Every kind of OCD sufferer is here: a new mother haunted by thoughts of killing her baby, who wonders through tears what to make of it all; a man who for years jumped on his bed hundreds of times before getting in, who’s incinerated months of his life alone in obscure rooms, spinning about suddenly in an effort to catch a lurker behind him; mild men like me, thoroughgoing Jekylls, racked by thoughts they’ll morph into Hydes, turn terrorist or Kia-jacker or #MeToo-able groper.
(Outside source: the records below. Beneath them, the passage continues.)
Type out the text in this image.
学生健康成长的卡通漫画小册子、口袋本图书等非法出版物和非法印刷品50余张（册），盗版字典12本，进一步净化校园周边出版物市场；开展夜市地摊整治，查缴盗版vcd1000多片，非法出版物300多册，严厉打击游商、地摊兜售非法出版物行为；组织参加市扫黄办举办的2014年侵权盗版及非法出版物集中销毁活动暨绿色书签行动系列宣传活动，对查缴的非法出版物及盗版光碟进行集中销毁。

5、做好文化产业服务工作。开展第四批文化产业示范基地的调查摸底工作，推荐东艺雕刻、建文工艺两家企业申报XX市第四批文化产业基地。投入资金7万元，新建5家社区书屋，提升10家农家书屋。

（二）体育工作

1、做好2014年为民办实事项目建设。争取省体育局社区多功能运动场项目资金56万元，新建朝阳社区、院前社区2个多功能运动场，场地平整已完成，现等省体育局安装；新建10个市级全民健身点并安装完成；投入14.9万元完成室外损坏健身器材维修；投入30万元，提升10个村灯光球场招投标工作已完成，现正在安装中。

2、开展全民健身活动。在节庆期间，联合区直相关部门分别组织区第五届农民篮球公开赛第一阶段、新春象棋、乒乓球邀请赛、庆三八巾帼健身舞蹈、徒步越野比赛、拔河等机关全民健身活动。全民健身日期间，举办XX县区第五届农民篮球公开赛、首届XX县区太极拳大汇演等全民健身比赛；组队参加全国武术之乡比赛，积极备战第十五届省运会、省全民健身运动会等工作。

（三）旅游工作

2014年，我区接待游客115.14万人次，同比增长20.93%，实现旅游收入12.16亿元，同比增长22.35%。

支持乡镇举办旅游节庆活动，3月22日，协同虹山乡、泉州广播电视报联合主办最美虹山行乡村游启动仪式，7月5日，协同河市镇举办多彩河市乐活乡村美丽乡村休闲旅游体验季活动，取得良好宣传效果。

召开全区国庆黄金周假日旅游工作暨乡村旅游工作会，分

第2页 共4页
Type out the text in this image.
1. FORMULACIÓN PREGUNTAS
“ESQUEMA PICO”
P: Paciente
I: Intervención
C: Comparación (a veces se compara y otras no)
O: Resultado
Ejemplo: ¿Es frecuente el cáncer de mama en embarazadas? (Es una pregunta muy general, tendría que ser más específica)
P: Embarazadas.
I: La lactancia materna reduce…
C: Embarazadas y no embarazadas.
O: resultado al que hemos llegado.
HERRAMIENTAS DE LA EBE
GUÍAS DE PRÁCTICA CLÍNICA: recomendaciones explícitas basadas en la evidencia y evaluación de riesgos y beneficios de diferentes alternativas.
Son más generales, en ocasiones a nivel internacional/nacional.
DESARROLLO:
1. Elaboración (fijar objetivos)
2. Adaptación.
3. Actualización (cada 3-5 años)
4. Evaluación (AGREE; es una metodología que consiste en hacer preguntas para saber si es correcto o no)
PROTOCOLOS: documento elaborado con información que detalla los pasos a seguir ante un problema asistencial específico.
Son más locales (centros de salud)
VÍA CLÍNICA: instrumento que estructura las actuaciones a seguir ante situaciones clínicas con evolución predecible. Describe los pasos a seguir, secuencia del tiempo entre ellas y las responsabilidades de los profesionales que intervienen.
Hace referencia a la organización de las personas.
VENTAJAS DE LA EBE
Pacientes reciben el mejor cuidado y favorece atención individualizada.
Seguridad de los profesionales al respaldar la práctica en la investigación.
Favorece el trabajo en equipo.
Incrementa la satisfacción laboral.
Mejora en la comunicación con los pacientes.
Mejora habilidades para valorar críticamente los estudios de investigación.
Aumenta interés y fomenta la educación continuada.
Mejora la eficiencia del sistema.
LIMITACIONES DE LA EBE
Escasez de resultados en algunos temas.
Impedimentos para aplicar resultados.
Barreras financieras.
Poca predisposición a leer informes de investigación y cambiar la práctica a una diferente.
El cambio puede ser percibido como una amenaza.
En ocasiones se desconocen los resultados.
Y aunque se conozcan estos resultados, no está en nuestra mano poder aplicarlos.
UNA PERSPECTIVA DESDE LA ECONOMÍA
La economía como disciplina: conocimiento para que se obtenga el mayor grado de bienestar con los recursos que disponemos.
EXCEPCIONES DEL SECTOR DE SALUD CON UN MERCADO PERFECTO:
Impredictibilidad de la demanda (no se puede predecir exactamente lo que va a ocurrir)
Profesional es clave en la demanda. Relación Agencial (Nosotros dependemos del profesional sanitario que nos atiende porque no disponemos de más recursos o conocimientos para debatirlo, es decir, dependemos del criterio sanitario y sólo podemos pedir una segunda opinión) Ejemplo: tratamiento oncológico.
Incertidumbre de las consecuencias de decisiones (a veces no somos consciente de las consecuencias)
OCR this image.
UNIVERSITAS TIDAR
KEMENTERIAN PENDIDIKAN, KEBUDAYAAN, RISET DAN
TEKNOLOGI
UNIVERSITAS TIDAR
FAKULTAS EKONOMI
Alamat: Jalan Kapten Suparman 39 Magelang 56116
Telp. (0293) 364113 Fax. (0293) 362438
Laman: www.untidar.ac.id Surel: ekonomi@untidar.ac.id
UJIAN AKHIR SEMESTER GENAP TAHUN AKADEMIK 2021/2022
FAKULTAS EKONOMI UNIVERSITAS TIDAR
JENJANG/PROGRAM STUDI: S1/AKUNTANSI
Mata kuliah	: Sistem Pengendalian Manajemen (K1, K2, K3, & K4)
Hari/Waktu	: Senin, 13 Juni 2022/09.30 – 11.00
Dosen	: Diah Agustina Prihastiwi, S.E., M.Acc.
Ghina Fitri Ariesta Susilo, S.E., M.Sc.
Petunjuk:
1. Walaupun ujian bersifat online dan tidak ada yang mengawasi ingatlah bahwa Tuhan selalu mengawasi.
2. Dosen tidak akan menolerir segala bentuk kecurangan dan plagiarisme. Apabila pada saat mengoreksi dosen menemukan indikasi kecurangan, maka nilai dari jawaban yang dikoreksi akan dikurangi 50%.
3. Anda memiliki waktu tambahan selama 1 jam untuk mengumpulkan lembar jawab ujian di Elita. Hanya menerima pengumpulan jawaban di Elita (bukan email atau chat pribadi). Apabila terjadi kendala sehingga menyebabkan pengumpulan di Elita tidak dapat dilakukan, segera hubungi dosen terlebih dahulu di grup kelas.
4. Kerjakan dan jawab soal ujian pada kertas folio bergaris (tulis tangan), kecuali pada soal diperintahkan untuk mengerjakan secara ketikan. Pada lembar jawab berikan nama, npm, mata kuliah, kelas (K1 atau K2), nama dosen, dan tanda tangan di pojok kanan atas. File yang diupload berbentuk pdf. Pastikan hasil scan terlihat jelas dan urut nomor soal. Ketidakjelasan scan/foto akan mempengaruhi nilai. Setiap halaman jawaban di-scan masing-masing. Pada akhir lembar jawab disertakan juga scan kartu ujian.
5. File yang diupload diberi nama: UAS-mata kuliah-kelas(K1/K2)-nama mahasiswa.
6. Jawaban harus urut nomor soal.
We are all object lessons in the brain’s ungovernable will, its impishness, its refusal to be yoked to the ends to which we have put it.
When, at the close of the session, we reconvene in a single large circle, Bello asks us to take turns saying something we’re grateful for, which prompts a groundswell of confession and catharsis worthy of a revival meeting. “I’m grateful,” one man says, “for my diagnosis after forty years of suffering.” A young woman: “I’m grateful for the one weekend in the year when I don’t feel like a nutjob.” “I’m grateful,” I say, “for good health, and music, which has always been an escape from OCD.” This impresses no one particularly, and when the session ends we scatter and I shuffle downstairs to the atrium and cash bar, where hundreds have gathered for the welcome party.